Since 2007, the Grand Palais’s cross-shaped nave has been the scenario for Monumenta, an exhibition showing site-specific works by internationally renowned contemporary artists such as Anselm Kiefer, Richard Serra, Christian Boltanski, Anish Kapoor, Daniel Buren and Ilya and Emilia Kabakov.
The artist Huang Yong Ping (b. 1954), the pioneer of contemporary art in China, settled in France in 1989 from a small harbor called Xiamen, China. Then he started investigating issues such as economics, religion, struggles, and crises, whose fractures he was able to discuss and express through his famous large-scale works, , which is the reason behind his low profile in the art world. Huang Yong Ping was the founder of a radical movement called Xiamen Dada in 1986, an attempt to combine Western Avant Gard with Eastern philosophy and culture – effectively expressed in the motto “Zen is Dada, Dada is Zen” – and represented France at the 1999 Venice Biennale.

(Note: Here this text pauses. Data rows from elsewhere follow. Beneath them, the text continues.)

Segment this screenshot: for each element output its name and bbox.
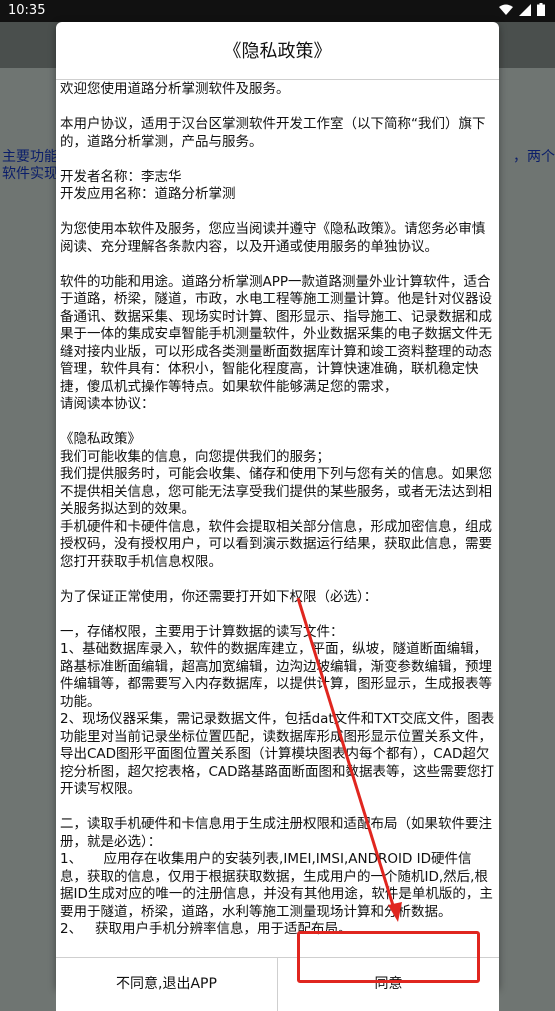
battery-icon: [537, 3, 545, 16]
background-line: 软件实现: [2, 166, 58, 182]
background-line: ，两个: [513, 149, 555, 165]
title-divider: [56, 79, 499, 80]
background-text-right: ，两个: [513, 149, 555, 166]
wifi-icon: [499, 4, 513, 15]
privacy-policy-dialog: 《隐私政策》 欢迎您使用道路分析掌测软件及服务。 本用户协议，适用于汉台区掌测软…: [56, 22, 499, 1011]
background-text-left: 主要功能 软件实现: [2, 149, 58, 183]
policy-content-scroll[interactable]: 欢迎您使用道路分析掌测软件及服务。 本用户协议，适用于汉台区掌测软件开发工作室（…: [56, 81, 499, 957]
background-line: 主要功能: [2, 149, 58, 165]
signal-icon: [519, 3, 531, 16]
status-time: 10:35: [8, 3, 46, 18]
accept-highlight-box: [297, 931, 480, 983]
status-bar: 10:35: [0, 0, 555, 22]
dialog-title: 《隐私政策》: [223, 41, 332, 62]
status-icons: [499, 3, 545, 16]
decline-exit-button[interactable]: 不同意,退出APP: [56, 958, 278, 1011]
policy-text: 欢迎您使用道路分析掌测软件及服务。 本用户协议，适用于汉台区掌测软件开发工作室（…: [60, 81, 495, 937]
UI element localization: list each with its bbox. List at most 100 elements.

The way the skeleton unfurls among the containers evokes the way in which dinosaurs remains are displayed in Natural History museums. Well, this is 21st century natural history, in which freight containers are the remains of the globalized market economy and we, the public, are an active part of the whole installation. “It is very important that visitors walk around in its belly, because we are the nourishment of the snake,” the artist says (Financial Times).
Huang Yong Ping explores the idea of capitalism utilizing three elements, as a sort of (un)holy trinity: the containers, the bicorne and the snake’s skeleton. The containers represent how fast and easy the binomial goods-wealth are spread (not always in the right areas): they are capitalism’s object and (at times) subject. The bicorne is an icon and a symbol of imperialism’s imposing face, of the power struggles created among and by the protagonists of this violent dimension: it is capitalism’s mode of action. Eventually, the snake is the blind strive to conquering, to gaining, to eating without actually feeding itself; it is man’s delusion of omnipotence towards his possibilities and his will to become eternal through materialism: basically, it is capitalism’s soul, the inner essence of the whole story.

Monumenta 2016 - Huang Yong Ping – Empire, photo © http://www.keblog.it . Courtesy of the artist and Kamel Mennour, Paris. Above: Monumenta 2016 - Empire, map.
Far from being an umpteenth debate against capitalist reality, Empires seems to show us an unbiased perspective on capitalism and imperialism but also its heavy presence within life, through the magnitude and monumentality of Huang Yong Ping’s installation which grants it assertiveness as well. A landscape as well as a conceptual portrait, the massive installation makes its way into the mind of the visitors, suggesting them to admire the disquieting and displacing spectacle that has been created, without actually refusing it. “It’s not up to the artist to judge,” he says, “Globalization, this hunger for power, is part of the human condition and it’s also part of nature, like any natural disaster” (Forbes). Perhaps, Huang Yong Ping’s attempt to resemble human reality as innately evil – à la Hobbes –turns out to be a little uncomfortable. Should we investigate on and question a little more the cultural roots of this “natural disaster”? Do we just trust Huang Yong Ping?